The Irish Mail on Sunday

I was never a fan of Trimble and this week showed why

- Joe Duffy

Instead of hyping up an unfinished agreement at lunchtime last Monday on the national airwaves, Minister for Foreign Affairs Simon Coveney might instead have been better occupied listening to the radio. Minutes before he announced that a deal would be revealed an hour later, one of the more virulent Brexiteers, the former Northern Ireland first minister David Trimble, was venting his spleen against the plan on the BBC World at One.

He may have shared the Nobel Peace Price with John Hume in 1998 but I’ve long regarded Trimble as one of the more dislikeabl­e and hardline unionists.

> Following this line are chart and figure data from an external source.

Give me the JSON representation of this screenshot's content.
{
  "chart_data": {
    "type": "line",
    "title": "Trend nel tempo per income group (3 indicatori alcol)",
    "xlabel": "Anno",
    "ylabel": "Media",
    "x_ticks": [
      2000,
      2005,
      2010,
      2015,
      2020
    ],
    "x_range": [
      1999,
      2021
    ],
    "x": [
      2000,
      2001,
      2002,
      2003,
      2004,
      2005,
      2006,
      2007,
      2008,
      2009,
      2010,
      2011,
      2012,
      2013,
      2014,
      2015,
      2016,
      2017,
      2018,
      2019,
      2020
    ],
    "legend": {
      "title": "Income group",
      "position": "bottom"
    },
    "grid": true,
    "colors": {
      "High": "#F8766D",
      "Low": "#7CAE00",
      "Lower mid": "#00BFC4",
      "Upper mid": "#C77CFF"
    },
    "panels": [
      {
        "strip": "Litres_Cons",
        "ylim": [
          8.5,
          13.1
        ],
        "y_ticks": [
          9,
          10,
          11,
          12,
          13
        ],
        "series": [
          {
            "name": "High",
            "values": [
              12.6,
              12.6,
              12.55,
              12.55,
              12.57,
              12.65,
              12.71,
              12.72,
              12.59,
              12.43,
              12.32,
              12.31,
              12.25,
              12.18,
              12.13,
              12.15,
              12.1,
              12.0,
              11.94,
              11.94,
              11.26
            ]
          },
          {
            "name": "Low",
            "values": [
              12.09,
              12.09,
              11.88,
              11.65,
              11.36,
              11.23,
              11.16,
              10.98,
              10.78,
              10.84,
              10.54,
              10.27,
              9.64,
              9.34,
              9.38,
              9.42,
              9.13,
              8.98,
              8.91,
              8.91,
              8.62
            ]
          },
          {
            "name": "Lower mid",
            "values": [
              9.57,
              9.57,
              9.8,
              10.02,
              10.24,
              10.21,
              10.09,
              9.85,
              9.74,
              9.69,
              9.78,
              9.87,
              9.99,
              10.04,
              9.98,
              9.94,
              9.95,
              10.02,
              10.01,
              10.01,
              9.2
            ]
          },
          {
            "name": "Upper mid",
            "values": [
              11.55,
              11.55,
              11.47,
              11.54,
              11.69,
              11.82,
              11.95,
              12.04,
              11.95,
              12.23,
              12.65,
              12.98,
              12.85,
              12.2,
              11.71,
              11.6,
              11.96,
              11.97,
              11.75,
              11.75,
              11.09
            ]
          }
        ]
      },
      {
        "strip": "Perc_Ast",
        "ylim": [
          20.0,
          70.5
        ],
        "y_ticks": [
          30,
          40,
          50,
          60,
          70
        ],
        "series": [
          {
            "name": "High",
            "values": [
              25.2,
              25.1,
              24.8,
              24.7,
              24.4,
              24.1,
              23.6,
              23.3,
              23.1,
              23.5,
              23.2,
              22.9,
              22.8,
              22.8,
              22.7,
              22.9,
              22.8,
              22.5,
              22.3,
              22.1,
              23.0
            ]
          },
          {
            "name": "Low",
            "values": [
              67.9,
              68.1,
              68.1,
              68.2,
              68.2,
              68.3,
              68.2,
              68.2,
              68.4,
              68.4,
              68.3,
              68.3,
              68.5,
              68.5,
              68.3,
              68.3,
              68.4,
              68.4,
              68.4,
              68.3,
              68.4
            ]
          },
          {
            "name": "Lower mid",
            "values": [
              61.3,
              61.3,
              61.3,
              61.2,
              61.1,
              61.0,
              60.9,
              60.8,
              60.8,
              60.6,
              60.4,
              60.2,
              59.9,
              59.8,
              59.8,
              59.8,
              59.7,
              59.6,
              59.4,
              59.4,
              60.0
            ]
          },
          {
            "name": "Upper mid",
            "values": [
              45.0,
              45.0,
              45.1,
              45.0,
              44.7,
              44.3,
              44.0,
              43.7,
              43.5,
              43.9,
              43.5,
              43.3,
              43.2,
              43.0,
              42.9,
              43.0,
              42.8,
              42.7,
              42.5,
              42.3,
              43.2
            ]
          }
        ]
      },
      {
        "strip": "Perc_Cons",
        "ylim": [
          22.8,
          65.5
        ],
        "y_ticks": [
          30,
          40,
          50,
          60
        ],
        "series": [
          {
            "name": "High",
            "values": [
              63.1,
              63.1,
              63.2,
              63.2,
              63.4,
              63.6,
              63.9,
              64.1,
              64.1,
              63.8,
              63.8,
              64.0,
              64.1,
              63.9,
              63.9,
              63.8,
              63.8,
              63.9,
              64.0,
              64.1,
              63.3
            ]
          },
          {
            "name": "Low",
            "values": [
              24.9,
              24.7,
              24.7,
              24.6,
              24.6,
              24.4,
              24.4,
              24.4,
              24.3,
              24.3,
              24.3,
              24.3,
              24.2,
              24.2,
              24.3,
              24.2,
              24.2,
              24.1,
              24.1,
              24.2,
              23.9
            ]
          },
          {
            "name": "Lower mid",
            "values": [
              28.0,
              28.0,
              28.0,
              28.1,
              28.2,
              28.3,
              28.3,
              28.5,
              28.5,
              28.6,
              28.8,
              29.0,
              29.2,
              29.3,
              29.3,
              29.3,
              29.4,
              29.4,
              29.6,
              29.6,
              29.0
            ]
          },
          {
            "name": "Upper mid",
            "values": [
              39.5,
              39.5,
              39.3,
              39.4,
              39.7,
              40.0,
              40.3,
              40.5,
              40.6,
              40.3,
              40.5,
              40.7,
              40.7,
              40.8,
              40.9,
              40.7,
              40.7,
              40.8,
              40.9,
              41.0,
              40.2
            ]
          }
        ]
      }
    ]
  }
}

I first met him in 1995 when I was a cub reporter in RTÉ. On the election trail in Coleraine, I approached the newly elected unionist leader for a quick radio interview. Trimble turned on me when I said that I was from RTÉ, berating me about the treachery of ‘your government in the South’. Despite being the only journalist there, having travelled from Dublin, he refused to give me a quick interview and told me to be gone. Dr Ian Paisley, whom I interviewe­d shortly afterwards, was Paddington Bear compared to Trimble.

I bumped into Trimble again three years later when he and John Hume were awarded the Nobel Peace Prize in Norway. The Hume delegation were like a wedding party, good humoured and welcoming. Trimble’s small group were like a family gathered for the funeral. As he fled past me in Oslo, I didn’t risk his wrath again by congratula­ting him on the prestigiou­s award.

It was Trimble who first scuppered Monday’s deal. He declared on the BBC at one o’clock on Monday that the proposed deal was a ‘thoroughly bad idea’. He added that he ‘was shocked, I am scratching my head, this will be very bad for business in Northern Ireland’.

Alarm bells rang everywhere except Dublin where our politician­s were busy hyping a non-existent deal and teaching Donal Tusk how to say ‘ní neart go cur le chéile’.

The deal was dead in the water – an hour later Arlene Foster scuppered the plan in a speech that could have been written by Baron Trimble, now a member of the Conservati­ve Party. By Friday a fudge had been agreed that bizarrely everyone welcomed – all sides claimed ownership! We have a new Friday agreement and every side says it’s good. They all claim to ‘protect the 1998 Good Friday Agreement’, but ignore the fact that the main structure that agreement built, a government in Northern Ireland, hasn’t existed for nearly a year.

The EU seems to believe that there is a prospect of a return to violence over the border. The only threat, as we saw this week, comes from a few ex-Provo headbanger­s who seem to believe that planting a bomb in Glasnevin cemetery is a blow for freedom.

Friday’s agreement, as the Taoiseach said, is the ‘end of the beginning’ – but listening to the DUP and their allies this week it is clear it is not. As Arlene Foster said on Friday: ‘Our support will depend on the final deal , our reservatio­ns will be revisited.’

The DUP said ‘no’ on Monday, ‘maybe’ on Friday but they could say ‘no’ again, and again. They haven’t gone away you know.

We need to focus on the unionist community in the North to convince them of the benefits of sticking together. It’s times like this we need moderate voices on the island.